By ANDREW J. CAMPA
Former special education director Sunita Batra filed a wrongful termination lawsuit against the Burbank Unified School District in 2017, the Burbank Leader has learned, alleging various forms of retaliation, discrimination and harassment.
The case was filed in Los Angeles County Superior Court on Sept. 18, 2017, and both sides appear to be finishing up the discovery stage, during which both parties gather evidence.
Burbank Unified Supt. Matt Hill and Tom Kissinger, assistant superintendent in charge of instructional services and Batra’s direct supervisor since 2015, are also named as defendants.
Batra is being represented by Shegerian & Associates, with senior attorney William Reed, who said he hopes for a jury trial by late April.
Batra is asking for general and special damages, interest on damages, attorneys’ fees, cost of the suit, declaratory relief and equitable relief, which can mean reinstatement, restoration of seniority and/or provisions for lost future earnings.
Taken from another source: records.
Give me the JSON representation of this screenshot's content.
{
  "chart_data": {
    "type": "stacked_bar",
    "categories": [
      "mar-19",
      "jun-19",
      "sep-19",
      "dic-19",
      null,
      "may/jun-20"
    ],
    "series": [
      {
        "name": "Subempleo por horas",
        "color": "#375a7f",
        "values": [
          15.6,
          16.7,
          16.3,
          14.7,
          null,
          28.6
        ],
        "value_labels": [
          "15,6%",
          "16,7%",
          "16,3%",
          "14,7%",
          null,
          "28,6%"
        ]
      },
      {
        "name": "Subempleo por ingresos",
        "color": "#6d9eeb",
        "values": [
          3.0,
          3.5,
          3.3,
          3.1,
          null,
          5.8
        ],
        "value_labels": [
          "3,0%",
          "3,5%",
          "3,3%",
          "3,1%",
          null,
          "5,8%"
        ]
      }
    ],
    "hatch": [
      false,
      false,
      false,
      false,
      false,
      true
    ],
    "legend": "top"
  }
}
No specific dollar amount is listed.
“Sunita is looking to be made whole again,” Reed said. “She’s looking to recover from severe damage.”
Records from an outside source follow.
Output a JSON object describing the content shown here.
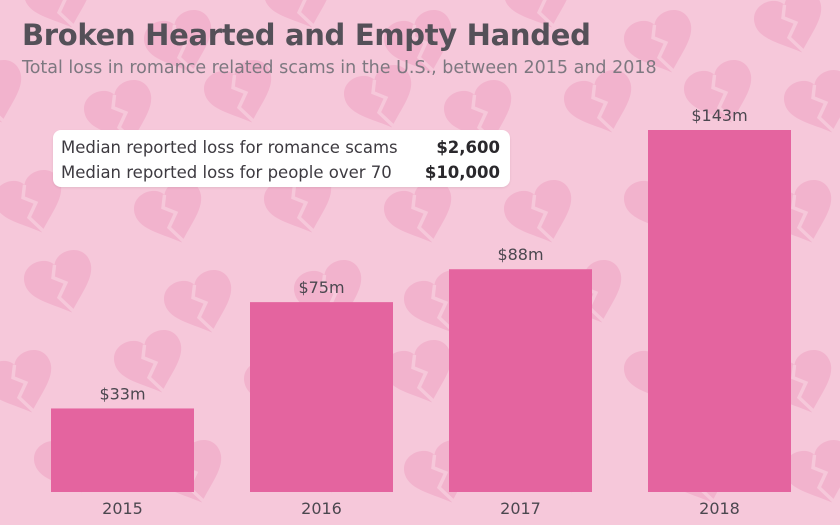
{
  "header": {
    "title": "Broken Hearted and Empty Handed",
    "subtitle": "Total loss in romance related scams in the U.S., between 2015 and 2018"
  },
  "info_box": {
    "rows": [
      {
        "label": "Median reported loss for romance scams",
        "value": "$2,600"
      },
      {
        "label": "Median reported loss for people over 70",
        "value": "$10,000"
      }
    ]
  },
  "chart_data": {
    "type": "bar",
    "title": "Broken Hearted and Empty Handed",
    "subtitle": "Total loss in romance related scams in the U.S., between 2015 and 2018",
    "categories": [
      "2015",
      "2016",
      "2017",
      "2018"
    ],
    "values": [
      33,
      75,
      88,
      143
    ],
    "data_labels": [
      "$33m",
      "$75m",
      "$88m",
      "$143m"
    ],
    "unit": "millions USD",
    "xlabel": "",
    "ylabel": "",
    "ylim": [
      0,
      143
    ],
    "grid": false,
    "bar_color": "#e4649f"
  },
  "colors": {
    "background": "#f6c8da",
    "heart_pattern": "#f2b3cd",
    "bar": "#e4649f",
    "title": "#545058",
    "subtitle": "#7d7880"
  },
  "icons": {
    "background_pattern": "broken-heart-icon"
  }
}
Batra — who was hired in 2012, is of Indian descent and over 40 years old — alleges in the lawsuit, “her work experience quickly began to decline when Hill became superintendent [in 2015], and Kissinger became her direct supervisor.”
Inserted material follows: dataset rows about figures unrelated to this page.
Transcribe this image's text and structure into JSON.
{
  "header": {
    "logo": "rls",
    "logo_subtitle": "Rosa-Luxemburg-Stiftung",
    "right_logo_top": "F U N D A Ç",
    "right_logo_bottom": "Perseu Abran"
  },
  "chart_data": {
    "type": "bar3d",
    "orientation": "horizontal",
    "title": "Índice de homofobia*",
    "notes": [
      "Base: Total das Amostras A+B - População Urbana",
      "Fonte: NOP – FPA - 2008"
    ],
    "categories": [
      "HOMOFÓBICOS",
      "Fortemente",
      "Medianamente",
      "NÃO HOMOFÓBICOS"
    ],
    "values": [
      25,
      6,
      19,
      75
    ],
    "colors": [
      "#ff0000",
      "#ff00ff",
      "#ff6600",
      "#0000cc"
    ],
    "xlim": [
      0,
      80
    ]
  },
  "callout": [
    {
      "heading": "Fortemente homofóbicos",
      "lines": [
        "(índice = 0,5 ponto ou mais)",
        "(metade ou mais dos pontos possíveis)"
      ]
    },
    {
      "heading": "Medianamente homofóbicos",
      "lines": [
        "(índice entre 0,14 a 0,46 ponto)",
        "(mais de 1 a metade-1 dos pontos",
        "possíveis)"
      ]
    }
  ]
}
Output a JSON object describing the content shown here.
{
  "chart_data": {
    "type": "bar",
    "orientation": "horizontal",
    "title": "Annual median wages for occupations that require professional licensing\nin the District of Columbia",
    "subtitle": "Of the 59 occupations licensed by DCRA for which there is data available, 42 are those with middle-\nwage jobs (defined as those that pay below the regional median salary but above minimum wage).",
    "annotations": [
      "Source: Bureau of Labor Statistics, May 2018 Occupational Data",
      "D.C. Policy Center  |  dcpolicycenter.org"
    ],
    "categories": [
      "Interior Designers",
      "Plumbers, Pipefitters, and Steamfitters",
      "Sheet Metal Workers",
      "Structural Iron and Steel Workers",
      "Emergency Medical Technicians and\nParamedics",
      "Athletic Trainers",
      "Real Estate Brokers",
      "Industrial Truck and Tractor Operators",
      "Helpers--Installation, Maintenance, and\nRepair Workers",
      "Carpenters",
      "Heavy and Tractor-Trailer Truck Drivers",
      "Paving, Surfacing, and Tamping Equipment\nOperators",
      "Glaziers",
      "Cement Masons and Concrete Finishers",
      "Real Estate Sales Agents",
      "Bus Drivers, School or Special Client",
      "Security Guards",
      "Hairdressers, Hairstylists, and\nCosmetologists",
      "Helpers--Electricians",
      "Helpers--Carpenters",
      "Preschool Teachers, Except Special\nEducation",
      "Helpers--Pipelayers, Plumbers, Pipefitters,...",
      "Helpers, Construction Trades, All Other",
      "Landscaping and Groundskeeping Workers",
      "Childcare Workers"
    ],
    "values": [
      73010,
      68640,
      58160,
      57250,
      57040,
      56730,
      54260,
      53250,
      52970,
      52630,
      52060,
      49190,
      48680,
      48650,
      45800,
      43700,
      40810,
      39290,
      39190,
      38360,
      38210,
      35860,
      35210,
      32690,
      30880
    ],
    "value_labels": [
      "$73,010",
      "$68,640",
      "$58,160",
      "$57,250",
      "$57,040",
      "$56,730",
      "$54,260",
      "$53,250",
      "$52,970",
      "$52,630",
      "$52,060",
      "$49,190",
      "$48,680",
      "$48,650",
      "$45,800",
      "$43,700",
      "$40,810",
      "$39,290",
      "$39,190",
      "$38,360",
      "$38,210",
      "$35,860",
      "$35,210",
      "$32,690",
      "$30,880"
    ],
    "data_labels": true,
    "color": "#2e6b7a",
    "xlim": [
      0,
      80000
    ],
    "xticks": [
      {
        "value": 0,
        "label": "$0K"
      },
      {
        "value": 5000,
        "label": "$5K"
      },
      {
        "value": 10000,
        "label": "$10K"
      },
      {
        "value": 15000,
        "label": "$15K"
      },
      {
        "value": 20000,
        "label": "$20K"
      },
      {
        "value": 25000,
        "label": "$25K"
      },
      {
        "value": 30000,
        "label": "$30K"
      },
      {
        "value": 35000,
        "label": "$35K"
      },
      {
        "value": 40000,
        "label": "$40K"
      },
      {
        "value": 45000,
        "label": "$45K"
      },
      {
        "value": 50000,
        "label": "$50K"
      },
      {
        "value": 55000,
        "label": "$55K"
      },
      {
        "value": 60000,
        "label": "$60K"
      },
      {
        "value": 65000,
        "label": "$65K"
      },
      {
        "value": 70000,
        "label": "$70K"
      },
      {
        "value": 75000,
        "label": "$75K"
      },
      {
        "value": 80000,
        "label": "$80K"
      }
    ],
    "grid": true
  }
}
She alleges Hill, who was under 40 years old at the time of his hiring, allegedly tried to purge the district office of those over 40 and, through Kissinger, also “intended to ‘whitewash’ the administration, and remove people of color, and/or of different nationalities.”
When contacted, Hill emailed, “I cannot comment on active litigation, but I look forward to having the opportunity to comment via the legal process.”
Since his hiring in April 2015, Hill is not believed to have fired anyone from his staff.
Batra also question’s Hill competency.
In August 2015, she stated she recommended against a 20% pay raise, which translated into roughly $20,000 per person a year, for special education teachers in the district’s adult transition program.
Batra characterized the increase as “a misuse of district resources,” because those instructors typically worked from 8 a.m. to 2 p.m., while most other teachers worked until 3 p.m.
She alleges Hill agreed to give teachers the raise under the stipulation they work until 3 p.m.
According to Batra, however, Hill “failed to review the memorandum of understanding thoroughly as was his duty,” and the memorandum was signed with a raise, but no changes in hours.
Batra alleges Hill acknowledged the error, but their relationship quickly soured.
Batra claims her relationship with Kissinger went downhill in 2013 after she alleges Kissinger wanted her to “inappropriately interfere” in the hiring of a school psychologist in favor of a candidate he preferred.
Batra said she did not get involved in the situation, and a hiring panel went with another choice.
The lawsuit states that in early 2016 Batra spoke to an unnamed board member and complained that Hill and Kissinger were creating a hostile workplace.
She alleges the pair often circumvented her, such as in March 2016 when she alleges Kissinger drafted a contract, without speaking to Batra, that he and Hill signed with Burbank Family Services’ clinic for special-needs student services even though Batra said the organization had no previous experience handling such cases.
“We believe these aren’t just serious issues and how [Batra] was wronged, but compliance issues and how the district was not in compliance for its special-needs services,” Reed said.
Batra claims Kissinger wrote her up “for false and trivial reasons, [filed her file with many claims], made false accusations against her, put her on an unnecessary and inappropriate performance-improvement plan [and] supported other employees making frivolous claims against Batra.”
Kissinger said Friday afternoon he was also unable to comment on an active case but looked forward to defending himself in court.
In June 2016, Batra went on stress leave and did not return until September. She alleges Kissinger asked to be carbon-copied “on all her emails” and be invited to attend “all her meetings.”
Batra alleges she was informed in March, due to a request from Hill and Kissinger, that the board approved her demotion at the end of the 2016-17 school year from special education director to school psychologist.
Citing mental health reasons, Batra resigned the following month.
“She is currently unemployed and very traumatized,” Reed said. “She’s still working to heal.”